Karly, 27, from Ohio, deactivated all her social media accounts to strengthen her relationships and remove the curated content on her profiles. “When my husband and I are out to eat, traveling, or hanging out with friends, there isn't pressure to capture the perfect picture to show everyone else who wasn't there how great it was. We can actually just live in the moment,” Karly said. “I feel like life is less of a competition and the feeling of having to be the best version of myself at all times is gone.”
Feeling left out
Social media can contribute to feelings of loneliness, rage, and social inferiority. However, some people who do leave the platforms end up coming back because they feel like they are missing out on news, connections, and events that could be socially rewarding.
Molly Fields, 38, from Indiana, experienced FOMO after deleting all her social media accounts, including Instagram, Snapchat, TikTok, and Facebook. “I didn't know what anyone was doing,” Fields said. “Suddenly, I had no opinions. I didn't have any idea what anyone did so I couldn't be emotionally involved in what I wasn't invited to. I was addicted and didn't know it until it was gone. I missed what I thought drove me away from social media in the first place.”
Anastasia Nelson, 30, from New York City, was feeling out of the loop on social media lingo after deleting Instagram, TikTok, and Facebook, causing FOMO when talking with her family members. “They would use certain slang, terminology, that I had to ask the definition for or whip my phone out to quickly google and pretend I knew. Cheugy? Sus? GRWM? Speak English!” Nelson said.
You don’t have to delete all your socials for your mental health, Carolyn Rubenstein, a licensed psychologist based in Boca Raton, Florida, told BuzzFeed News. She shared these practical tips:
- Actively monitor your use of social media.
- Unfollow accounts that don’t align with your intentions.
- Mute notifications rather than using automatic reminders.
- Require passwords for each time you log in.
- Plan regular breaks.
- If you plan on taking a break from social media, changes don’t have to be drastic.
“If you return to social media, set clear intentions. Some questions to help you explore: How and why do you want to engage with social media?” Rubenstein said. “How do you want to feel through this engagement? What do you want to limit for yourself?”
Some people told us they might never go back or only slowly integrate social media back into their lives in a limited way. “I am so happy with my decision,” Steele said. “It was one of the best forms of self-care I practiced with myself this year.”

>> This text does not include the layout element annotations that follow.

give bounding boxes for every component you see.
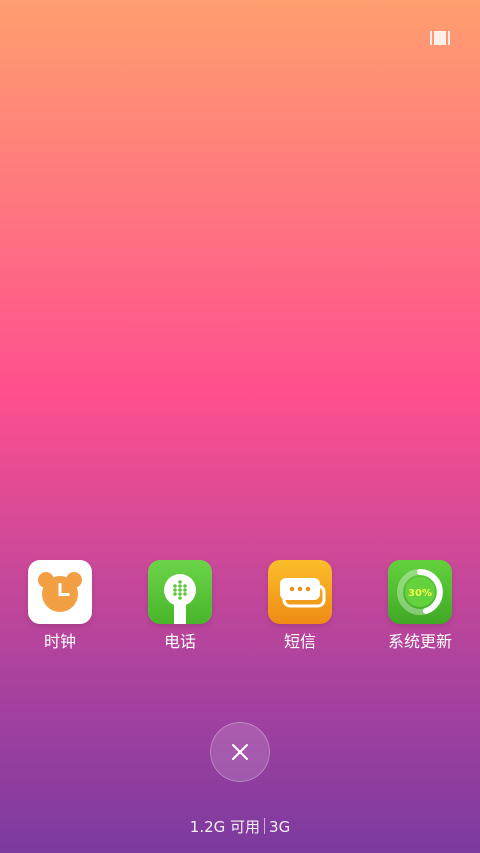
app-label: 电话 [163,632,196,651]
update-progress-text: 30% [408,588,432,599]
recent-apps-icon[interactable] [430,30,450,46]
memory-total: 3G [269,818,291,836]
message-icon [268,560,332,624]
system-update-icon: 30% [388,560,452,624]
memory-status: 1.2G 可用 3G [0,816,480,837]
clear-all-button[interactable] [210,722,270,782]
recent-apps-list: 时钟 电话 短信 30% 系统更新 [0,560,480,670]
close-icon [232,744,248,760]
app-label: 系统更新 [387,632,452,651]
app-clock[interactable]: 时钟 [5,560,115,670]
app-messages[interactable]: 短信 [245,560,355,670]
app-label: 时钟 [43,632,76,651]
phone-icon [148,560,212,624]
app-label: 短信 [283,632,316,651]
memory-available: 1.2G 可用 [189,818,261,836]
app-system-update[interactable]: 30% 系统更新 [365,560,475,670]
clock-icon [28,560,92,624]
app-phone[interactable]: 电话 [125,560,235,670]
memory-separator [264,818,266,834]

Others noted that they don’t hate social media, but it just doesn’t work for them right now, and they’d like to see platforms change before they’d consider coming back.
“I am not against social media. I believe it has done wonders for globalization, small businesses, and entrepreneurs. However, I do believe for myself, at least, it made me an individual I did not enjoy and did not recognize,” Nelson said. “Would I go back? Potentially, with meaningful changes to the platforms, yes.”